Une étude récente menée par Adecco Medical, publiée en mars, met en lumière deux leviers essentiels pour améliorer la fidélisation des soignants au sein des établissements sanitaires et médico-sociaux : le renforcement de la marque employeur et l'optimisation des conditions de travail.
Dans un rapport paru ce 11 mars, Adecco Medical présente des pistes d’action destinées à renforcer l’attractivité de ces structures et à encourager leurs soignants à y rester. Basée sur les retours de plus de 300 professionnels de santé et responsables des ressources humaines, cette enquête met en avant deux axes prioritaires : valoriser l’image de l’établissement et améliorer le quotidien des soignants.

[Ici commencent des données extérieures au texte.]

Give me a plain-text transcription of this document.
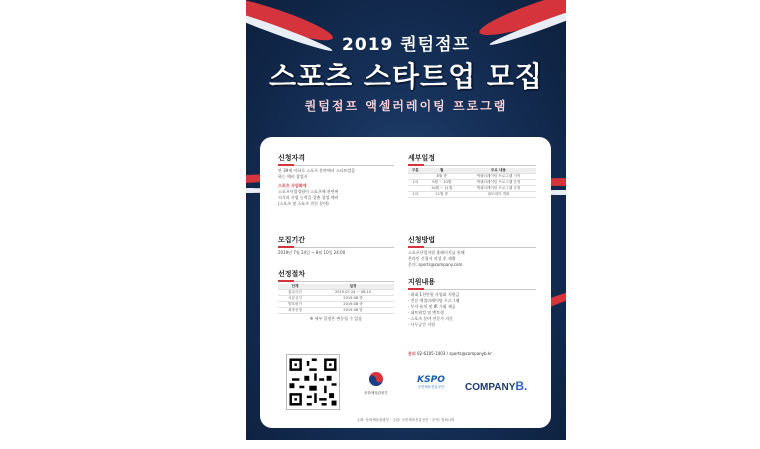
2019 퀀텀점프
스포츠 스타트업 모집
퀀텀점프 액셀러레이팅 프로그램
신청자격
만 39세 이하로 스포츠 분야에서 스타트업을
하는 예비 창업자
스포츠 사업화에
스포츠사업경험이 스포츠에 관련된
지식과 사업 능력을 갖춘 창업 예비
(스포츠 및 스포츠 전문 분야)
모집기간
2019년 7월 24일 ~ 8월 10일 24:00
선정절차
단계	일정
접수마감	2019.07.24 ~ 08.10
서류심사	2019.08 중
발표평가	2019.08 중
최종선정	2019.08 말
※ 세부 일정은 변동될 수 있음
세부일정
구분	월	주요 내용
	8월 중	액셀러레이팅 프로그램 시작
1차	9월 ~ 10월	액셀러레이팅 프로그램 운영
	10월 ~ 11월	액셀러레이팅 프로그램 운영
2차	11월 중	데모데이 개최
신청방법
스포츠산업지원 홈페이지를 통해
온라인 신청서 작성 후 제출
문의: sports@company.com
지원내용
· 최대 1천만원 사업화 지원금
· 전문 액셀러레이팅 프로그램
· 투자 유치 및 IR 기회 제공
· 네트워킹 및 멘토링
· 스포츠 분야 전문가 자문
· 사무공간 지원
문의 02-6105-1003 / sports@companyb.kr
문화체육관광부
KSPO
국민체육진흥공단	COMPANYB.
주최: 문화체육관광부 · 주관: 국민체육진흥공단 · 운영: 컴퍼니비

"Face à une concurrence de plus en plus forte, les établissements peinent non seulement à recruter, mais aussi à retenir leurs talents", constate l’agence d’intérim. Cette problématique est confirmée par l’enquête Besoins en main-d’œuvre de France Travail en 2024, qui révèle que près de 70 % des 330 730 projets de recrutement dans ce secteur sont jugés complexes par les employeurs. Pour y remédier, soigner la marque employeur apparaît comme un levier efficace, permettant d’attirer de nouveaux candidats et de fidéliser les équipes en place. "Une image positive de l’établissement augmente ses chances de séduire les talents dont il a besoin", explique Adecco Medical. Ainsi, une communication active sur les réseaux sociaux et une mise en avant des valeurs et des avantages proposés aux salariés pourraient influencer favorablement la perception des candidats potentiels.
Au-delà d’une simple présence numérique, la réputation en ligne joue un rôle clé dans le choix des soignants de rester ou non dans une structure. En effet, 82,4 % des professionnels interrogés déclarent prêter attention à l’image des établissements de leur territoire. Parmi eux, 93,6 % estiment que les conditions de travail sont un critère majeur de bonne réputation, surpassant même l’importance de la qualité des soins.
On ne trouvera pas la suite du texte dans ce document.